Je me joins à toi pour ce merci.
Du grand art ! Ton article sur cet artiste me parle vraiment, il insuffle dans chaque pièce une partie de lui, cela se sent. Merci Tania pour cette merveilleuse découverte. Bises pluvieuses aujourd'hui. Claudie.
Ton enthousiasme me fait plaisir, Claudie. Je ressens cela aussi. Je te recommande la vidéo (sous-titrée en anglais) mise en lien sous son nom.
Le genre d'exposition qui m'enchante en général .. que cet art est beau, si simple en apparence, mais tellement profond.
Antoinette Faÿ-Hallé écrit ceci dans le catalogue : "Parce que Bai Ming sait d'où il vient, il sait aussi où il va. Peu d'artistes de notre époque sont capables d'un tel sentiment de plénitude.
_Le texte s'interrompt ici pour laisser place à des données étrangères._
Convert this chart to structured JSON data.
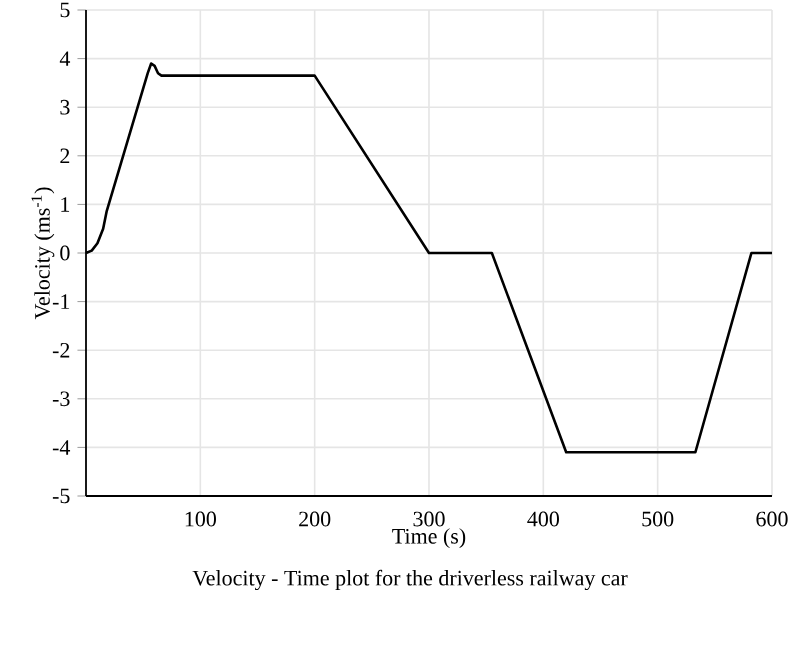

Il m'a comblée."
C'est magnifique
Merci d'apprécier, bonne après-midi.
Que c'est magnifique.... Mais pourrait-on boire ou manger dans ce bol bleu ou la seule contemplation pourrait-elle être suffisamment nourrissante ?
Les céramiques de Bai Ming sont des oeuvres de création avant tout. Se nourrir de ce qu'on contemple ? Certainement.
Vibrations de la terre qu'on ressent rien qu'en photos. C'est superbe et magnifiquement présenté. Je reviendrai pour cliquer sur tous les liens, merci!
La vidéo surtout vaut la peine d'être regardée. Bonne soirée, Colo.
C'est un travail superbe, d'un grand raffinement. J'ai agrandi tes photos pour mieux détailler ces œuvres magnifiques, Merci Tania pour cette découverte, je note le nom de cet artiste, son look me plait bien en plus. Bises. brigitte
J'aime aussi le regarder travailler, son geste est sobre, rythmé, juste,. Bises.
Tania, merci de m'avoir présenté ce merveilleux artiste. Quand je regarde Red Reed Song, je sens le vent souffler. Bai Ming est vraiment un artiste du spirituel.
Absolument. Depuis 2001, il donne des conférences de temps à autre aux Etats-Unis, j'espère que son art arrivera jusqu'à toi.
Quelle splendide exposition. Moi aussi, comme toi, je trouve que rien que les titres font rêver. Espérons que ce lieu pourra continuer à fonctionner et que les politiques s'apercevront de sa valeur..
J'ai écrit quelques messages dans ce sens, mais on n'en a même pas accusé réception jusqu'à présent.
C’est le. hasard qui m’a conduite à cette exposition dont on parle trop peu !!! Je n’étais pas préparée à un tel émerveillement et suis ravie que vos commentaires les mettent en mots.... Merci...
Bonsoir & bienvenue. C'est l'article de Guy Duplat dans La Libre Belgique (où la publicité de Keramis continue) qui m'a donné envie de visiter cette exposition, et aussi le plaisir que j'avais eu lors de ma première visite du centre Keramis. Heureuse que ce billet vous ait plu.